Angela Marquez dalam bukunya, Autonomi Lost in Digital Technology (2021) menyebutkan bahwa penjajah yang paling berpengaruh adalah teknologi digital dengan ragam versinya. Lebih konkret F Budi Hardiman dalam bukunya “Aku Klik, Maka Aku Ada” (2024) menunjukkan bahwa teknologi digital dalam bentuk gawai membuat manusia kehilangan kemerdekaan, bahkan otentisitasnya. Jika dulunya para penjajah merampok hasil alam dan membawanya serta menjualnya di negaranya dan ke negara asing dengan harga tinggi, dan hidup sejahtera karena dengan itu, sekarang hal itu terjadi di bawah alam bawah sadar lewat kapitalisasi segala hal dengan menggunakan teknologi digital.

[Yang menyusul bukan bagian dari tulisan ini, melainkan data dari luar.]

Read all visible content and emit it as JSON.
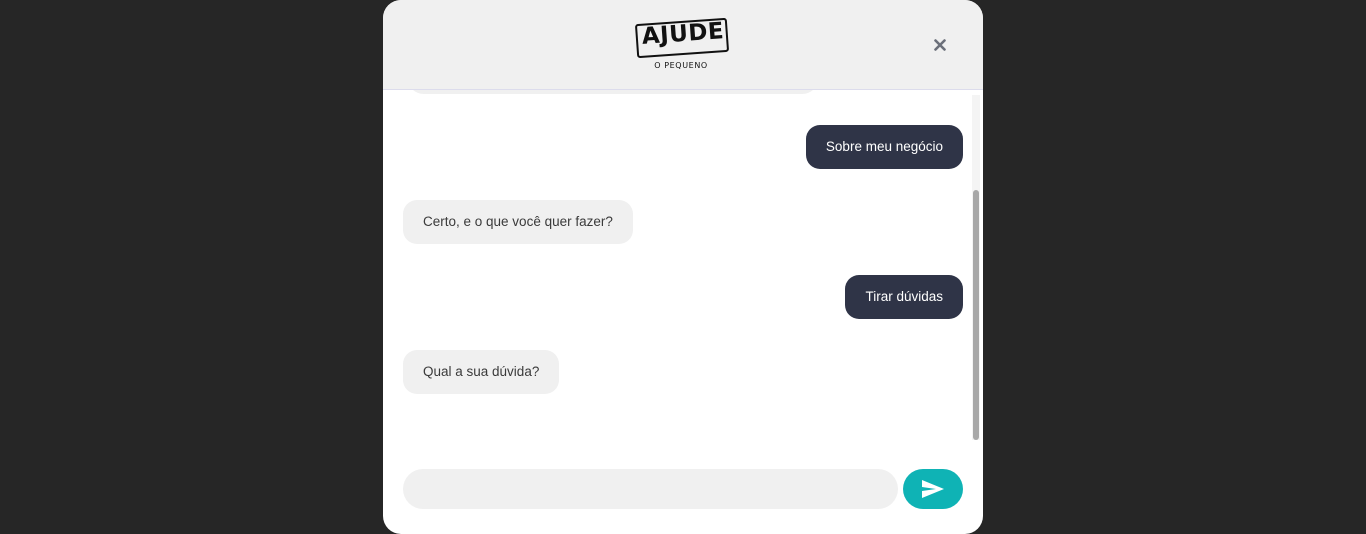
{
  "header": {
    "logo_text": "AJUDE",
    "logo_subtext": "O PEQUENO"
  },
  "messages": [
    {
      "sender": "user",
      "text": "Sobre meu negócio"
    },
    {
      "sender": "bot",
      "text": "Certo, e o que você quer fazer?"
    },
    {
      "sender": "user",
      "text": "Tirar dúvidas"
    },
    {
      "sender": "bot",
      "text": "Qual a sua dúvida?"
    }
  ],
  "input": {
    "value": "",
    "placeholder": ""
  },
  "icons": {
    "close": "close-icon",
    "send": "send-icon"
  },
  "colors": {
    "overlay": "#262626",
    "user_bubble": "#2f3447",
    "bot_bubble": "#f0f0f0",
    "send_button": "#0fb3b5"
  }
}
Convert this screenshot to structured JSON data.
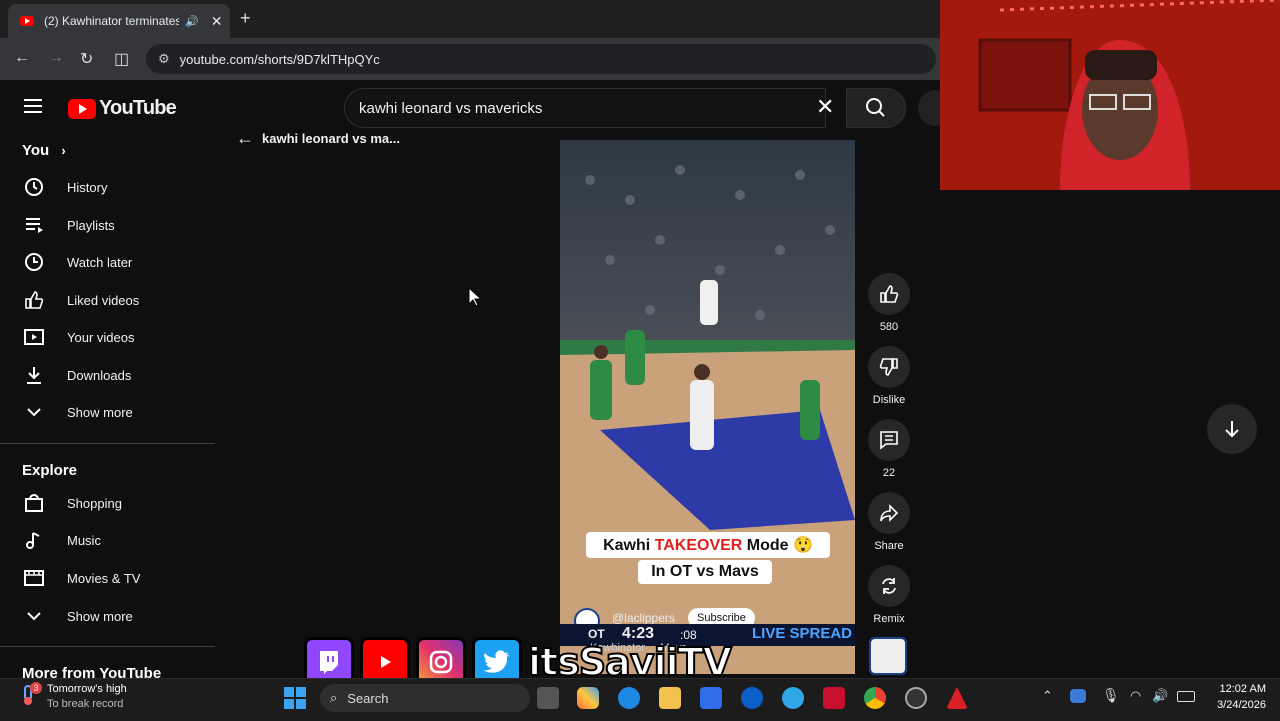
{
  "browser": {
    "tab_title": "(2) Kawhinator terminates the",
    "url": "youtube.com/shorts/9D7klTHpQYc"
  },
  "youtube": {
    "logo_text": "YouTube",
    "search_value": "kawhi leonard vs mavericks"
  },
  "sidebar": {
    "you_label": "You",
    "you_items": [
      {
        "label": "History",
        "icon": "history-icon"
      },
      {
        "label": "Playlists",
        "icon": "playlists-icon"
      },
      {
        "label": "Watch later",
        "icon": "watch-later-icon"
      },
      {
        "label": "Liked videos",
        "icon": "liked-icon"
      },
      {
        "label": "Your videos",
        "icon": "your-videos-icon"
      },
      {
        "label": "Downloads",
        "icon": "download-icon"
      },
      {
        "label": "Show more",
        "icon": "chevron-down-icon"
      }
    ],
    "explore_label": "Explore",
    "explore_items": [
      {
        "label": "Shopping",
        "icon": "shopping-icon"
      },
      {
        "label": "Music",
        "icon": "music-icon"
      },
      {
        "label": "Movies & TV",
        "icon": "movies-icon"
      },
      {
        "label": "Show more",
        "icon": "chevron-down-icon"
      }
    ],
    "more_label": "More from YouTube"
  },
  "shorts": {
    "back_label": "kawhi leonard vs ma...",
    "caption_line1_pre": "Kawhi ",
    "caption_line1_hl": "TAKEOVER",
    "caption_line1_post": " Mode 😲",
    "caption_line2": "In OT vs Mavs",
    "channel": "@laclippers",
    "subscribe_label": "Subscribe",
    "score_period": "OT",
    "score_clock": "4:23",
    "score_shot": ":08",
    "score_banner": "LIVE SPREAD",
    "video_title_partial": "Kawhinator ... Mavs",
    "like_count": "580",
    "dislike_label": "Dislike",
    "comment_count": "22",
    "share_label": "Share",
    "remix_label": "Remix"
  },
  "overlay": {
    "banner_text": "itsSaviiTV",
    "icons": [
      "twitch-icon",
      "youtube-icon",
      "instagram-icon",
      "twitter-icon"
    ]
  },
  "taskbar": {
    "weather_title": "Tomorrow's high",
    "weather_sub": "To break record",
    "weather_badge": "3",
    "search_label": "Search",
    "time": "12:02 AM",
    "date": "3/24/2026"
  },
  "colors": {
    "yt_red": "#ff0000",
    "background": "#0f0f0f",
    "highlight": "#e0201e"
  }
}
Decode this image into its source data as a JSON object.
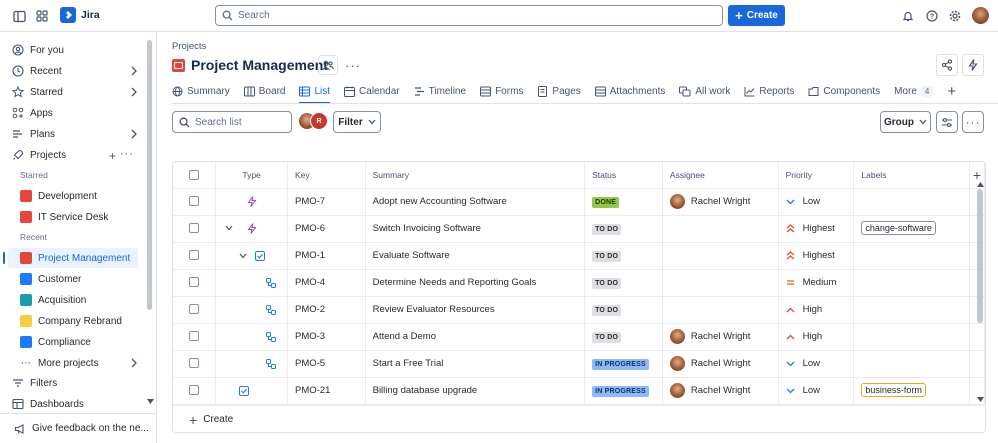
{
  "topbar": {
    "app_name": "Jira",
    "search_placeholder": "Search",
    "create_label": "Create"
  },
  "sidebar": {
    "nav": [
      {
        "label": "For you"
      },
      {
        "label": "Recent"
      },
      {
        "label": "Starred"
      },
      {
        "label": "Apps"
      },
      {
        "label": "Plans"
      },
      {
        "label": "Projects"
      }
    ],
    "starred_heading": "Starred",
    "starred": [
      {
        "label": "Development",
        "color": "#e2483d"
      },
      {
        "label": "IT Service Desk",
        "color": "#e2483d"
      }
    ],
    "recent_heading": "Recent",
    "recent": [
      {
        "label": "Project Management",
        "color": "#e2483d"
      },
      {
        "label": "Customer",
        "color": "#1d7afc"
      },
      {
        "label": "Acquisition",
        "color": "#1d9aaa"
      },
      {
        "label": "Company Rebrand",
        "color": "#f5cd47"
      },
      {
        "label": "Compliance",
        "color": "#1d7afc"
      }
    ],
    "more_projects": "More projects",
    "filters": "Filters",
    "dashboards": "Dashboards",
    "feedback": "Give feedback on the ne..."
  },
  "header": {
    "breadcrumb": "Projects",
    "title": "Project Management"
  },
  "tabs": [
    {
      "label": "Summary"
    },
    {
      "label": "Board"
    },
    {
      "label": "List"
    },
    {
      "label": "Calendar"
    },
    {
      "label": "Timeline"
    },
    {
      "label": "Forms"
    },
    {
      "label": "Pages"
    },
    {
      "label": "Attachments"
    },
    {
      "label": "All work"
    },
    {
      "label": "Reports"
    },
    {
      "label": "Components"
    },
    {
      "label": "More",
      "count": "4"
    }
  ],
  "toolbar": {
    "search_placeholder": "Search list",
    "filter_label": "Filter",
    "group_label": "Group"
  },
  "table": {
    "columns": [
      "Type",
      "Key",
      "Summary",
      "Status",
      "Assignee",
      "Priority",
      "Labels"
    ],
    "rows": [
      {
        "key": "PMO-7",
        "summary": "Adopt new Accounting Software",
        "status": "DONE",
        "assignee": "Rachel Wright",
        "priority": "Low",
        "label": ""
      },
      {
        "key": "PMO-6",
        "summary": "Switch Invoicing Software",
        "status": "TO DO",
        "assignee": "",
        "priority": "Highest",
        "label": "change-software"
      },
      {
        "key": "PMO-1",
        "summary": "Evaluate Software",
        "status": "TO DO",
        "assignee": "",
        "priority": "Highest",
        "label": ""
      },
      {
        "key": "PMO-4",
        "summary": "Determine Needs and Reporting Goals",
        "status": "TO DO",
        "assignee": "",
        "priority": "Medium",
        "label": ""
      },
      {
        "key": "PMO-2",
        "summary": "Review Evaluator Resources",
        "status": "TO DO",
        "assignee": "",
        "priority": "High",
        "label": ""
      },
      {
        "key": "PMO-3",
        "summary": "Attend a Demo",
        "status": "TO DO",
        "assignee": "Rachel Wright",
        "priority": "High",
        "label": ""
      },
      {
        "key": "PMO-5",
        "summary": "Start a Free Trial",
        "status": "IN PROGRESS",
        "assignee": "Rachel Wright",
        "priority": "Low",
        "label": ""
      },
      {
        "key": "PMO-21",
        "summary": "Billing database upgrade",
        "status": "IN PROGRESS",
        "assignee": "Rachel Wright",
        "priority": "Low",
        "label": "business-form"
      }
    ]
  },
  "create_row_label": "Create"
}
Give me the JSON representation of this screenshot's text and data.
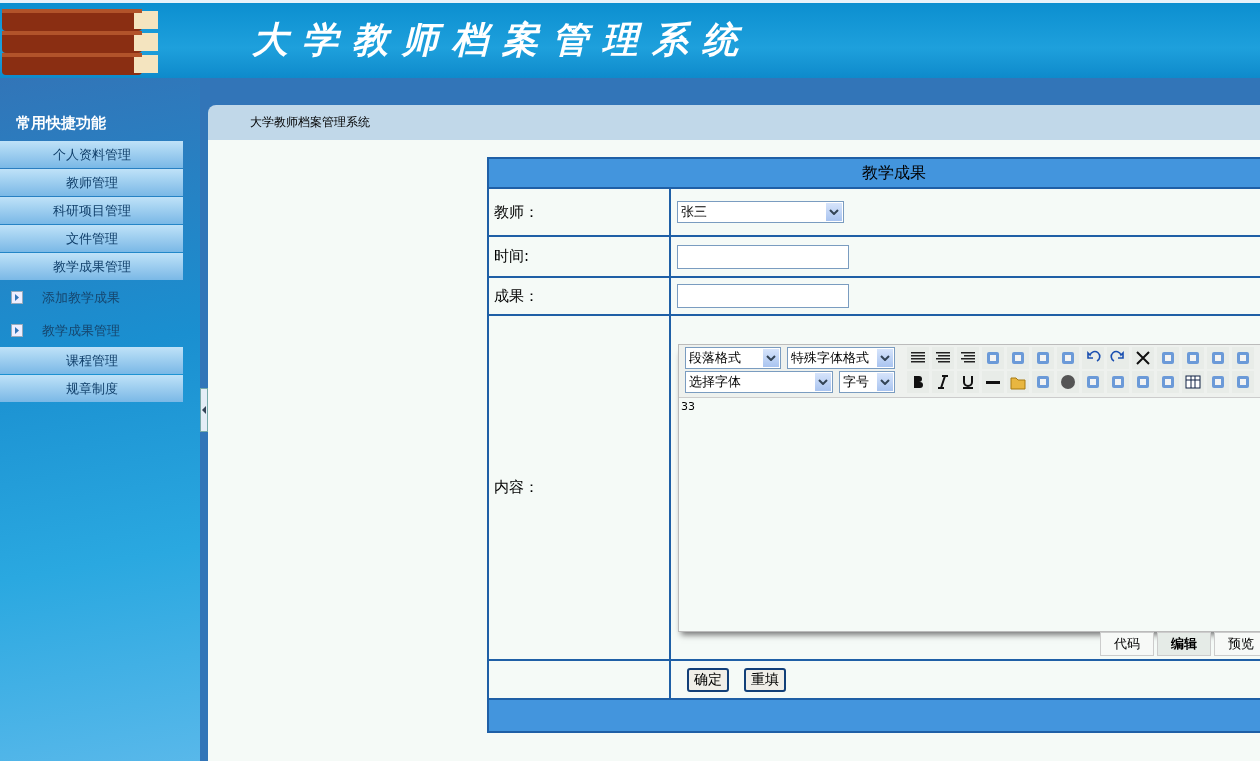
{
  "header": {
    "title": "大学教师档案管理系统"
  },
  "sidebar": {
    "title": "常用快捷功能",
    "items": [
      {
        "kind": "group",
        "label": "个人资料管理"
      },
      {
        "kind": "group",
        "label": "教师管理"
      },
      {
        "kind": "group",
        "label": "科研项目管理"
      },
      {
        "kind": "group",
        "label": "文件管理"
      },
      {
        "kind": "group",
        "label": "教学成果管理"
      },
      {
        "kind": "link",
        "label": "添加教学成果"
      },
      {
        "kind": "link",
        "label": "教学成果管理"
      },
      {
        "kind": "group",
        "label": "课程管理"
      },
      {
        "kind": "group",
        "label": "规章制度"
      }
    ]
  },
  "breadcrumb": "大学教师档案管理系统",
  "form": {
    "title": "教学成果",
    "teacher": {
      "label": "教师：",
      "value": "张三"
    },
    "time": {
      "label": "时间:"
    },
    "result": {
      "label": "成果："
    },
    "content": {
      "label": "内容：",
      "selects": [
        {
          "value": "段落格式"
        },
        {
          "value": "特殊字体格式"
        },
        {
          "value": "选择字体"
        },
        {
          "value": "字号"
        }
      ],
      "text": "33",
      "tabs": [
        {
          "label": "代码",
          "selected": false
        },
        {
          "label": "编辑",
          "selected": true
        },
        {
          "label": "预览",
          "selected": false
        }
      ]
    },
    "buttons": [
      "确定",
      "重填"
    ]
  }
}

Bagaimana menghidup semangat kepahlawanan dalam situasi demikian? Menurut penulis, semangat kepahlawanan yang diperlukan meliputi sikap kritis, kecerdasan, kecermatan serta bijak dalam menggunakan gawai dengan segala macam jenis gawainya. Dalam buku terbarunya berjudul Digital Exhaustion: Simple Rules For Reclaiming Your Life (2025) Paul Leonaridi menyatakan bahwa di era teknologi ini satu realitas yang tak terbantahkan adalah kelelahan digital yang membuyarkan kebebasan, daya nalar dan emosi. Di tengah situasi demikian, Paul Leonardi mengusulkan perlunya membuat gambaran tentang hubungan kita dengan teknologi. Menghentikan penggunaan teknologi dewasa ini bukanlah pilihan tepat, bukan pula menyingkirkannya. Yang perlu kita lakukan adalah memikirkan kembali relasi kita dengan teknologi dan menjadi penerima aktif. “Instead of being passive recipients of information or unquestioning followers of innovation, we must become active curators of our own digital experiences”, demikian tandas Paul Leonardi dalam menutup bukunya (p.267).
Apa yang ditegaskan Paul Leonardi sangat sederhana, yakni daripada menjadi penerima pasif informasi atau hanya menjadi pengikut dungu, lebih baik menjadi pelaku aktif atas berbagai pengalaman digital kita. Singkatnya, sekali lagi, bersikap kritis, cerdas, cermat, dan bijak dalam menggunakan teknologi digital. Dengan kata lain, kita harus menjadi orang bebas di hadapan teknologi digital, bukan menjadi budak. Inilah jiwa kepahlawanan yang perlu dewasa ini. Semoga.